Mi padre entró en la bahía de Suecia un día de verano en el que amenazaba lluvia.

La guerra había terminado hacía apenas tres semanas.

Soplaba un furioso viento del norte y el barco cabeceaba hacia Estocolmo entre olas de dos y tres metros en pleno mar Báltico. A mi padre lo habían ubicado en la cubierta inferior. La gente, echada sobre jergones, intentaba, desesperada, aferrarse a todo lo que podía en medio de aquel terrible balanceo.

No había pasado ni una hora desde que el barco zarpara cuando mi padre enfermó.
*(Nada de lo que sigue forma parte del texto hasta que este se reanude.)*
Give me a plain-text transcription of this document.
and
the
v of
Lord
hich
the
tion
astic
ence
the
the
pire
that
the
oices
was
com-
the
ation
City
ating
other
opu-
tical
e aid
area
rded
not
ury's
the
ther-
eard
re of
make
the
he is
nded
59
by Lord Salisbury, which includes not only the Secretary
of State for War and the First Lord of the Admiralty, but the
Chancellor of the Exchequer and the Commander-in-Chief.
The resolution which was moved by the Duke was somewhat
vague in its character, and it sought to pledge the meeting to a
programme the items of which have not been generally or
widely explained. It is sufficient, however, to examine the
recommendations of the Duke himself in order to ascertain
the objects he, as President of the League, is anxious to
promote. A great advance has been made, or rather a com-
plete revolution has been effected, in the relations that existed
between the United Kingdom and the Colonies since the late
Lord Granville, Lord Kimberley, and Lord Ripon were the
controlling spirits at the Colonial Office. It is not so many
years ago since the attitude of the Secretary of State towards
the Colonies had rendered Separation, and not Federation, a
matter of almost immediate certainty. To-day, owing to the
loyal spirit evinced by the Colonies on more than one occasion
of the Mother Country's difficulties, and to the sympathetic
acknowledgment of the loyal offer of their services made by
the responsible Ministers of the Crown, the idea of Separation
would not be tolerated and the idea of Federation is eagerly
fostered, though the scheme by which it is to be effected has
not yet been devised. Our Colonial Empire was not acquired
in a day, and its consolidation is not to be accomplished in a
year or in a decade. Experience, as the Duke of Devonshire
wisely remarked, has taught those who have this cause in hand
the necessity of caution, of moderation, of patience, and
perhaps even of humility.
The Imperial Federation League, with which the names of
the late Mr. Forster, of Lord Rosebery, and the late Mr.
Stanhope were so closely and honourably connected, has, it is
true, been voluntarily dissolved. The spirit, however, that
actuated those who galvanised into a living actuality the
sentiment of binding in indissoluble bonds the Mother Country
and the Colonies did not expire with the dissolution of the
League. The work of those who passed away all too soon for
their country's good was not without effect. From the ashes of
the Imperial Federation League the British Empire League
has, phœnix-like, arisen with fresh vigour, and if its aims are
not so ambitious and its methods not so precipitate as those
Primero tuvo un acceso de tos acompañado de esputos de sangre, y se volvió hacia un lado; entonces la estridencia de su respiración se hizo tan fuerte que casi ahogaba el sonido del embate de las olas al chocar contra el barco. Como aparentaba ser un caso grave, permanecía tendido en la primera fila, junto a la puerta batiente. Fue entonces cuando dos tripulantes alzaron en volandas su cuerpo de pajarito y lo llevaron al camarote contiguo.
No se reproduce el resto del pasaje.